DR. SAUVIK BARUA
DR.GOGOI RAJENDRA NATH
Abstract
Myasthenia Gravis is an autoimmune disease in which there is antibody mediated damage of postsynaptic ACh receptors in neuromuscular junction. A 62y/F presented with drooping of left upper eye lid(LUL) since 20 days, associated with generalised weakness and that improved with rest. BCVA 6/6,N6(OU); Left Eyebrows raised, LUL drooping thereby reducing the palpebral apertures to 6mm×30mm; L/E MRD 1: 2mm, MRD 2: 4mm, MCD: 8mm; L/E LPS Function: Berke’s: 14mm and Putterman’s MLD: 8mm.

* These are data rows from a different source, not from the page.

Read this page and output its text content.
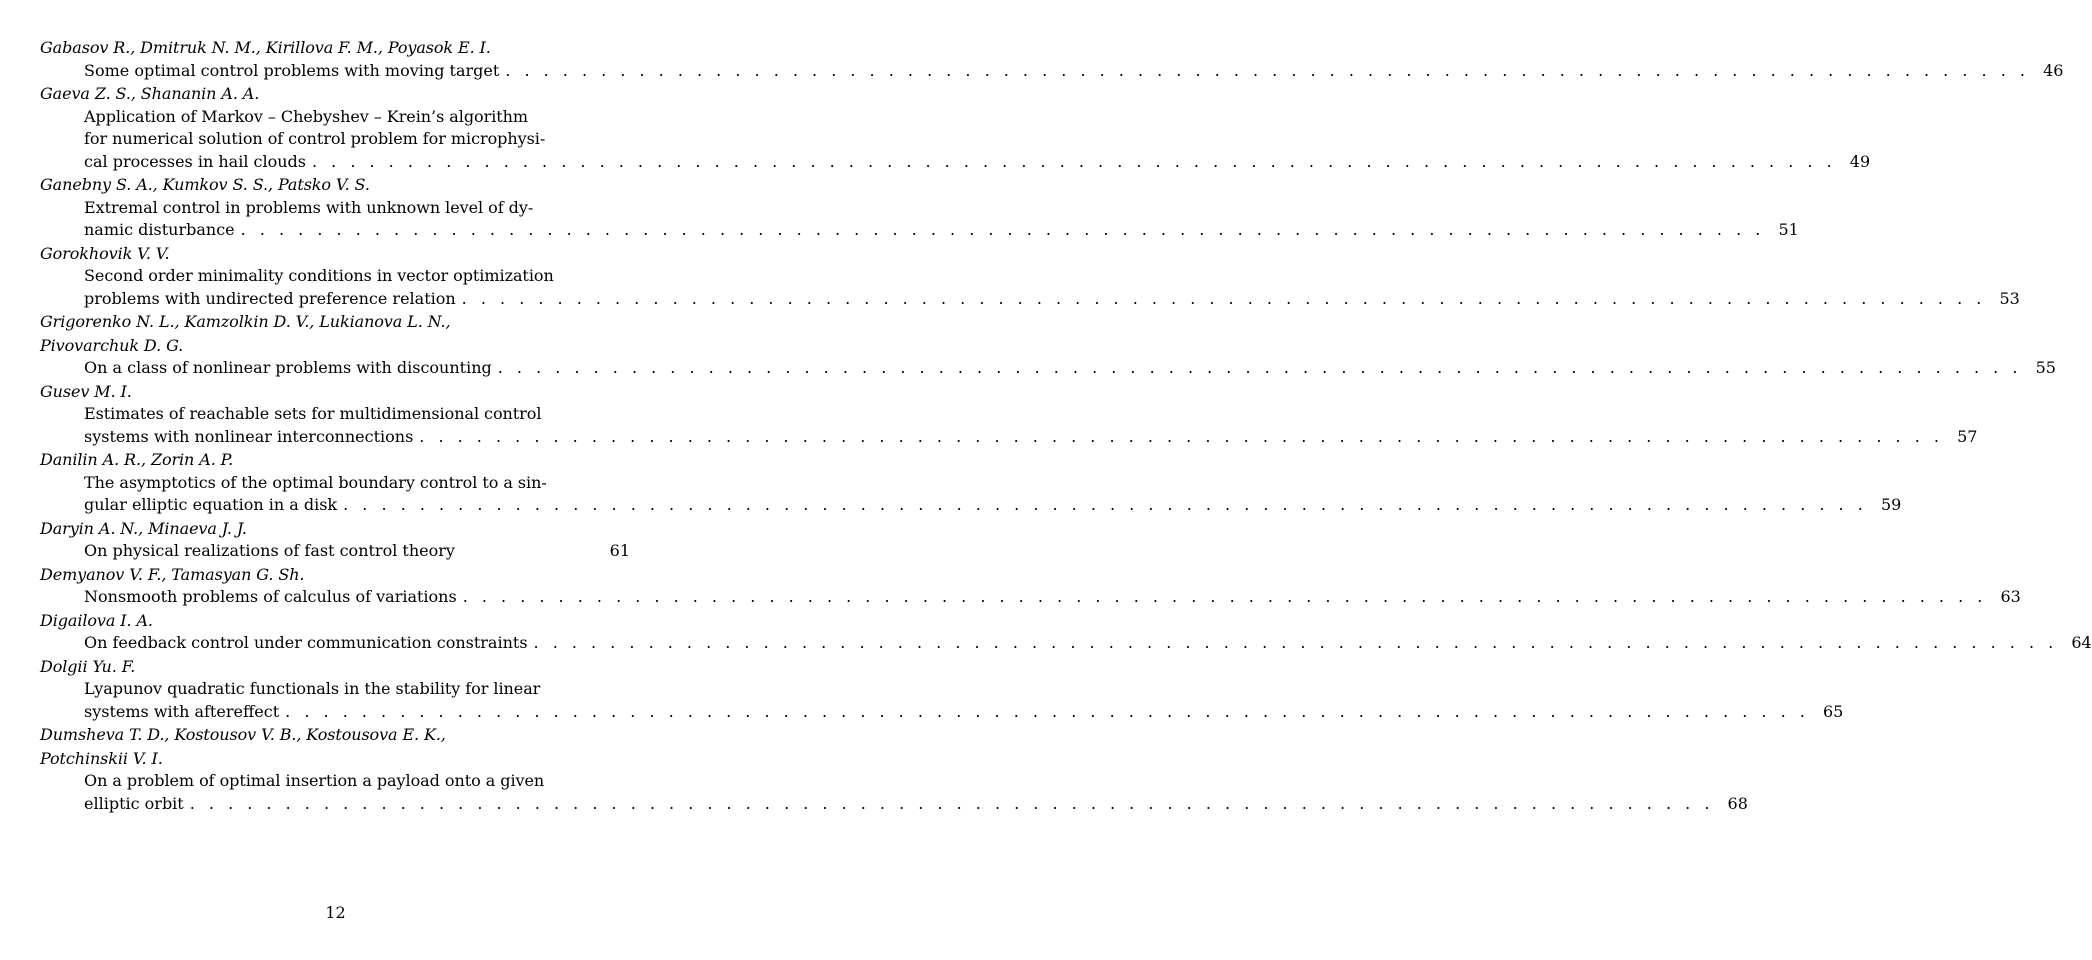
Gabasov R., Dmitruk N. M., Kirillova F. M., Poyasok E. I.
Some optimal control problems with moving target . . . . . . . . . . . . . . . . . . . . . . . . . . . . . . . . . . . . . . . . . . . . . . . . . . . . . . . . . . . . . . . . . . . . . . . . . . . . . . . . 46
Gaeva Z. S., Shananin A. A.
Application of Markov – Chebyshev – Krein’s algorithm
for numerical solution of control problem for microphysi-
cal processes in hail clouds . . . . . . . . . . . . . . . . . . . . . . . . . . . . . . . . . . . . . . . . . . . . . . . . . . . . . . . . . . . . . . . . . . . . . . . . . . . . . . . . 49
Ganebny S. A., Kumkov S. S., Patsko V. S.
Extremal control in problems with unknown level of dy-
namic disturbance . . . . . . . . . . . . . . . . . . . . . . . . . . . . . . . . . . . . . . . . . . . . . . . . . . . . . . . . . . . . . . . . . . . . . . . . . . . . . . . . 51
Gorokhovik V. V.
Second order minimality conditions in vector optimization
problems with undirected preference relation . . . . . . . . . . . . . . . . . . . . . . . . . . . . . . . . . . . . . . . . . . . . . . . . . . . . . . . . . . . . . . . . . . . . . . . . . . . . . . . . 53
Grigorenko N. L., Kamzolkin D. V., Lukianova L. N.,
Pivovarchuk D. G.
On a class of nonlinear problems with discounting . . . . . . . . . . . . . . . . . . . . . . . . . . . . . . . . . . . . . . . . . . . . . . . . . . . . . . . . . . . . . . . . . . . . . . . . . . . . . . . . 55
Gusev M. I.
Estimates of reachable sets for multidimensional control
systems with nonlinear interconnections . . . . . . . . . . . . . . . . . . . . . . . . . . . . . . . . . . . . . . . . . . . . . . . . . . . . . . . . . . . . . . . . . . . . . . . . . . . . . . . . 57
Danilin A. R., Zorin A. P.
The asymptotics of the optimal boundary control to a sin-
gular elliptic equation in a disk . . . . . . . . . . . . . . . . . . . . . . . . . . . . . . . . . . . . . . . . . . . . . . . . . . . . . . . . . . . . . . . . . . . . . . . . . . . . . . . . 59
Daryin A. N., Minaeva J. J.
On physical realizations of fast control theory	61
Demyanov V. F., Tamasyan G. Sh.
Nonsmooth problems of calculus of variations . . . . . . . . . . . . . . . . . . . . . . . . . . . . . . . . . . . . . . . . . . . . . . . . . . . . . . . . . . . . . . . . . . . . . . . . . . . . . . . . 63
Digailova I. A.
On feedback control under communication constraints . . . . . . . . . . . . . . . . . . . . . . . . . . . . . . . . . . . . . . . . . . . . . . . . . . . . . . . . . . . . . . . . . . . . . . . . . . . . . . . . 64
Dolgii Yu. F.
Lyapunov quadratic functionals in the stability for linear
systems with aftereffect . . . . . . . . . . . . . . . . . . . . . . . . . . . . . . . . . . . . . . . . . . . . . . . . . . . . . . . . . . . . . . . . . . . . . . . . . . . . . . . . 65
Dumsheva T. D., Kostousov V. B., Kostousova E. K.,
Potchinskii V. I.
On a problem of optimal insertion a payload onto a given
elliptic orbit . . . . . . . . . . . . . . . . . . . . . . . . . . . . . . . . . . . . . . . . . . . . . . . . . . . . . . . . . . . . . . . . . . . . . . . . . . . . . . . . 68
12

Clinical tests done: Fatiguability test: +, Sleep Test:+, Cogan Twitch Sign:+, Ice Pack Test:+, Neostigmine Test:+. Serum ACh Receptor Antibody Titre: 6.67nmol/L (HIGH), other investigations were WNL. The patient was diagnosed as a case of Ocular Myasthenia L/E and managed with Oral Pyridostigmine 60mg (TDS, PC) leading to clinical improvement. Uniocular Ptosis as the only presenting feature in Ocular Myasthenia is a very rare finding: seen in only 11% patients and does not commonly involve elderly females.